Queen's lifts tsunami aid past $2M

By Loren Moreno
Advertiser Staff Writer

The Queen's Medical Center yesterday donated $20,500 to the American Red Cross for its tsunami relief fund, bringing to more than $2 million the amount collected in Hawai'i in response to the Indian Ocean tsunami in December.

Tsunami relief

Among other large Hawai'i donors:

Castle Medical Center — $40,000

Mortenson Family Foundation — $80,000

Bank of Hawaii — $41,000

First Hawaiian Bank — $73,000

Schuler Family Foundation — $35,000

Na Lei Aloha Foundation — $30,000

Teo Chew Society — $25,000

United Korean Association — $31,000

Source: Red Cross

Beginning in February, the hospital's staff began a series of fundraising events that culminated in yesterday's check presentation. A committee headed by Bryan Croft, vice president of patient care at Queen's, organized bake sales, barbecue lunches, rummage sales, a craft fair and a tsunami relief concert. Employees were also able to donate unused paid time off.

"As a healthcare community partner, we felt like we should be able to step up and do something to support the nationwide effort to provide support," Croft said.

The Red Cross estimates that 155,000 people were killed, 527,000 injured and more than 1 million left homeless from the tsunami and its aftereffects.

Disasters like these hit close to home, said Croft. "We understood that there is potential for something like this to happen here as well."

The Red Cross has received an outpouring of donations large and small from all over Hawai'i, with everyone from schoolchildren to businesses and nonprofit groups contributing.

"I am so pleased and humbled by Hawai'i's generosity and compassion to the people and victims of the Southeast Asia tsunami," said Coralie Chun Mata-yoshi, chief executive officer of the Red Cross Hawai'i Chapter.

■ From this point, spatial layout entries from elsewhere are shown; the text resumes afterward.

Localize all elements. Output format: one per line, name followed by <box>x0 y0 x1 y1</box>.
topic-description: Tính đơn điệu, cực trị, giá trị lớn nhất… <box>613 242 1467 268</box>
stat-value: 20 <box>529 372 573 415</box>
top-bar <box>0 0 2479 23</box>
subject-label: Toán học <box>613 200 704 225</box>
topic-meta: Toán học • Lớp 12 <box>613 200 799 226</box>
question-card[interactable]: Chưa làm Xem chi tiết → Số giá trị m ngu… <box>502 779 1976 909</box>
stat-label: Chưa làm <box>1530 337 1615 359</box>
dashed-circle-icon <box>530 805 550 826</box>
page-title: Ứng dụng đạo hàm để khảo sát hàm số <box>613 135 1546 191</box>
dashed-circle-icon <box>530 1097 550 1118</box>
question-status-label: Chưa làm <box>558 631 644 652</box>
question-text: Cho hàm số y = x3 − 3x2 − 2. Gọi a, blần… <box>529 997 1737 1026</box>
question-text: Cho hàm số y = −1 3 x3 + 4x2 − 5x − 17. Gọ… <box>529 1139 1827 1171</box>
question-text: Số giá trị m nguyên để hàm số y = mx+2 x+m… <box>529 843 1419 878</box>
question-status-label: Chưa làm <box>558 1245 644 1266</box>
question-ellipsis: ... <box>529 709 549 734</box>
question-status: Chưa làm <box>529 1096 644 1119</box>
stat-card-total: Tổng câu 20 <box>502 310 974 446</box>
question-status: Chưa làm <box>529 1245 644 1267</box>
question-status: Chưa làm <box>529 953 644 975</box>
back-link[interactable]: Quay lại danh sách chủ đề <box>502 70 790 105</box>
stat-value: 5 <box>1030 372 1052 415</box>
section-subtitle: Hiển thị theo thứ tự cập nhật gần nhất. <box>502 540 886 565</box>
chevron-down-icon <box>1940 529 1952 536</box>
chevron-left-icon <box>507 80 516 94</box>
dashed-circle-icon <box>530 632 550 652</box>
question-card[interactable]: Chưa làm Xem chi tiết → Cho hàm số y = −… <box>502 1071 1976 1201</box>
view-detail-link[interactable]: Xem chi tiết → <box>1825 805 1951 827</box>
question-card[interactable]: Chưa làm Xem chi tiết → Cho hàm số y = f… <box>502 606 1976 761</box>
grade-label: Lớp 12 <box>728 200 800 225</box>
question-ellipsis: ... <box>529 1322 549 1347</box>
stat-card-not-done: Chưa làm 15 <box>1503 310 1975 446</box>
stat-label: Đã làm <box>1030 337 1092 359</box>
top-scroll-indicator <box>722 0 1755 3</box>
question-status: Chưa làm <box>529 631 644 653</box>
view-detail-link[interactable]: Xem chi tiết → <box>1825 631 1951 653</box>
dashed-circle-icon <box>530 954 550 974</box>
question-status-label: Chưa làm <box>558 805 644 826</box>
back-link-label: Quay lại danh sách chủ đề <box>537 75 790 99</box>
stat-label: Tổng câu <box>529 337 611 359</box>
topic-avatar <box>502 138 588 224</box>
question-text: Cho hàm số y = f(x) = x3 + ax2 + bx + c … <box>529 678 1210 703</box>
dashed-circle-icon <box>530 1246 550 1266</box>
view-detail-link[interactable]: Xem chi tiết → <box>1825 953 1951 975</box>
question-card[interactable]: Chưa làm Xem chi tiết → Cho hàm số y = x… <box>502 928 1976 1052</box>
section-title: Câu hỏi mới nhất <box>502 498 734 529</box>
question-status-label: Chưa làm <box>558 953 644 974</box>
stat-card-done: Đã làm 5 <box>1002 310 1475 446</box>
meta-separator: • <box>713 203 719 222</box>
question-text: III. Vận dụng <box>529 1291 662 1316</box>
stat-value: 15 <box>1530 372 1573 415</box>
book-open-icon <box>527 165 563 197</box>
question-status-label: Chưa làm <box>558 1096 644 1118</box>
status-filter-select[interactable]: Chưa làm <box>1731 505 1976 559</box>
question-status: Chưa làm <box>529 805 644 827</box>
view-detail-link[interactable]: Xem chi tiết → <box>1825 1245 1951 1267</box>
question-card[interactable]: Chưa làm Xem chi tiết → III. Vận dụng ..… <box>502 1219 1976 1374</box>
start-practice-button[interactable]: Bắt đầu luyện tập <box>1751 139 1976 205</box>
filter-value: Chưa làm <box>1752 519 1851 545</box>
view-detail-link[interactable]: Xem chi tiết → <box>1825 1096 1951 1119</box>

The single largest donation came from the Wave of Aloha fundraiser organized by Chai Chaowasaree, owner and chef of Chai's Island Bistro. The January event, which featured nearly 100 restaurants, raised $200,000.

A team of East-West Center Asia Pacific Leadership program participants and University of Hawai'i students raised $10,300 to help rebuild housing in tsunami-devastated Sri Lanka.

Mid-Pacific Institute President Joe Rice said a group of students decided they wanted to do something after talking about the disaster in social-studies class. "They thought of it entirely on their own," Rice said.

He estimated that more than $13,000 was raised for the Red Cross, surpassing their initial goal.